Un'altra manifestazione dell'atteggiamento sapiente di Giuseppe consiste nel fatto che tutte le sue opere sono compiute con grande perfezione. Egli non è mai svogliato o superficiale nel compimento dei suoi doveri. L'uomo saggio è sempre così. Affidare all'uomo saggio un servizio è lo stesso che mettere un tesoro in cassaforte. La sua credibilità e la sua affidabilità sono assolute. Quando Giuseppe arriva in Egitto con la carovana di ismaeliti, viene venduto di nuovo a un ricco signore di nome Potifar. Giuseppe si dimostra così preciso e perfetto nei suoi lavori, che da schiavo diventa amministratore dei beni di Potifar (cfr. Gen 39,3-4). La moglie di Potifar aveva messo gli occhi su Giuseppe, ma senza nessun risultato. E qui si vede un'ulteriore caratteristica dell'uomo saggio: è un uomo casto, non soggetto alle passioni dell'io inferiore. La sapienza infatti sta lontana dai disordini passionali (cfr. Sap 1,4). Proprio per le accuse ingiuste della moglie di Potifar, che così si vendica del fatto di essere stata respinta, Giuseppe finisce in carcere. Lì si svela presto la sua statura morale, "così il comandante della prigione affidò a Giuseppe tutti i carcerati, e quanto c'era da fare là dentro, lo faceva lui" (Gen 39,22). Ancora una volta, l'assoluta affidabilità dell'uomo saggio non può restare nascosta. Dio viene in aiuto a Giuseppe, dandogli anche una sapienza di ordine carismatico. Egli interpreta il significato dei sogni di due compagni di prigione e, successivamente, verrà chiamato a svolgere lo stesso compito per il Faraone, turbato da due sogni strani, che i suoi maghi non riescono a comprendere. Giuseppe scioglie l'enigma e viene costituito amministratore di tutto l'Egitto dal Faraone: "Poiché Dio ti ha svelato tutto questo, nessuno è più saggio di te. Tu stesso sarai il mio maggiordomo e ai tuoi ordini si schiererà tutto l'Egitto: solo per il trono io sarò più grande di te. … senza il tuo permesso nessuno potrà alzare la mano o il piede in tutto l'Egitto" (Gen 41,39-44).
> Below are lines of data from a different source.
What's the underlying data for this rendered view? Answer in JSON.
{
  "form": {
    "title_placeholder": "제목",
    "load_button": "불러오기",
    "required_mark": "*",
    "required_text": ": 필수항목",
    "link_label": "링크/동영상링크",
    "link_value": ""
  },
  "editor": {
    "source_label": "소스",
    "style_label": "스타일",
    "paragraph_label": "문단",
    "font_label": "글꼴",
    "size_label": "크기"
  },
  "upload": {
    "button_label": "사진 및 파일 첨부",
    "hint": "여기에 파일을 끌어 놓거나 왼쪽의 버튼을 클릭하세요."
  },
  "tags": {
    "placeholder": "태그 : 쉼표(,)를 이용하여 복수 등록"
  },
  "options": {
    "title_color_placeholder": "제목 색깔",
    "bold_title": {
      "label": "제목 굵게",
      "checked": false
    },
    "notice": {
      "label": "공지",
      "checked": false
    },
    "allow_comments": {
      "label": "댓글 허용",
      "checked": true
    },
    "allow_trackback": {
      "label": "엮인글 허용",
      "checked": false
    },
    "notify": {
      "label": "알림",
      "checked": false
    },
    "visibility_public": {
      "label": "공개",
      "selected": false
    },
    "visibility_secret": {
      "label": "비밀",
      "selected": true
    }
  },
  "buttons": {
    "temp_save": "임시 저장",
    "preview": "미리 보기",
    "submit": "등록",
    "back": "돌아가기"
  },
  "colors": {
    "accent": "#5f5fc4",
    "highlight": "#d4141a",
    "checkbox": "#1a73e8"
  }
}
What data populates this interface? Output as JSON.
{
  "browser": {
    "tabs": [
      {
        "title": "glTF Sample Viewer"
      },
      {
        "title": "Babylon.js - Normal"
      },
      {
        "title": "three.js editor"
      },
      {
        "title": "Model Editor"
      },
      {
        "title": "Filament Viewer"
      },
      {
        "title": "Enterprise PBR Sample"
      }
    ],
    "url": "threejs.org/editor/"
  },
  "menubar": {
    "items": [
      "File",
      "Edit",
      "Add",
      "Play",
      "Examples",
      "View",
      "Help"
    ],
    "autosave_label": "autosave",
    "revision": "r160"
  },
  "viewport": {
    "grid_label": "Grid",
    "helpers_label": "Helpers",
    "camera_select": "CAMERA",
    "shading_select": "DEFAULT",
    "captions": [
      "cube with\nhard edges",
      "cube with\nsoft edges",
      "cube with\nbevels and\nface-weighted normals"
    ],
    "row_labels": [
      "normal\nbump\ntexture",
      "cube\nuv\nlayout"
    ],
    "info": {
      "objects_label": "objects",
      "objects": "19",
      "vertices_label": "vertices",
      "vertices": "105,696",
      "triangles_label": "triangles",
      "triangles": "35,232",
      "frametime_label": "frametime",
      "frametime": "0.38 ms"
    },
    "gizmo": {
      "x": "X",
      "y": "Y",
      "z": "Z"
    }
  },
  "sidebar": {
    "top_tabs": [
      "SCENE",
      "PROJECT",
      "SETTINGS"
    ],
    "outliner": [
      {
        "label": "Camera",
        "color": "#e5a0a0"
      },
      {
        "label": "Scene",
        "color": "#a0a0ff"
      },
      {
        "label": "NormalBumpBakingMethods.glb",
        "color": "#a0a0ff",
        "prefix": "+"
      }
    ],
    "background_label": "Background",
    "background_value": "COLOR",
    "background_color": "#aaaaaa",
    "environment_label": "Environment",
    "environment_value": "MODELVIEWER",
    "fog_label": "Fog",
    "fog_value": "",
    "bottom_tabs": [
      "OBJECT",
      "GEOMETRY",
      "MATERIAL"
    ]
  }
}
La saggezza di Giuseppe si manifesta però in tutta la sua grandezza, quando i suoi fratelli si recano in Egitto per acquistare il grano e si prostrano davanti a lui senza riconoscerlo, peraltro Giuseppe parla loro in lingua egiziana mediante un interprete, ma li capisce quando parlano in ebraico tra loro. Si realizza così il sogno della sua infanzia: i covoni dei fratelli si prostrano davanti al suo. Giuseppe si mostra duro con loro e li accusa di essere spie incaricate di scoprire i punti deboli del paese, mentre i fratelli interpretano questa durezza come un castigo di Dio per il loro antico peccato: "Si dissero l'un l'altro: certo su di noi grava la colpa nei riguardi di nostro fratello… per questo ci è venuta addosso questa angoscia" (Gen 42,21). Non sapevano che Giuseppe li capiva. Allora egli si allontanò da loro e scoppiò in pianto (cfr. Gen 42,24).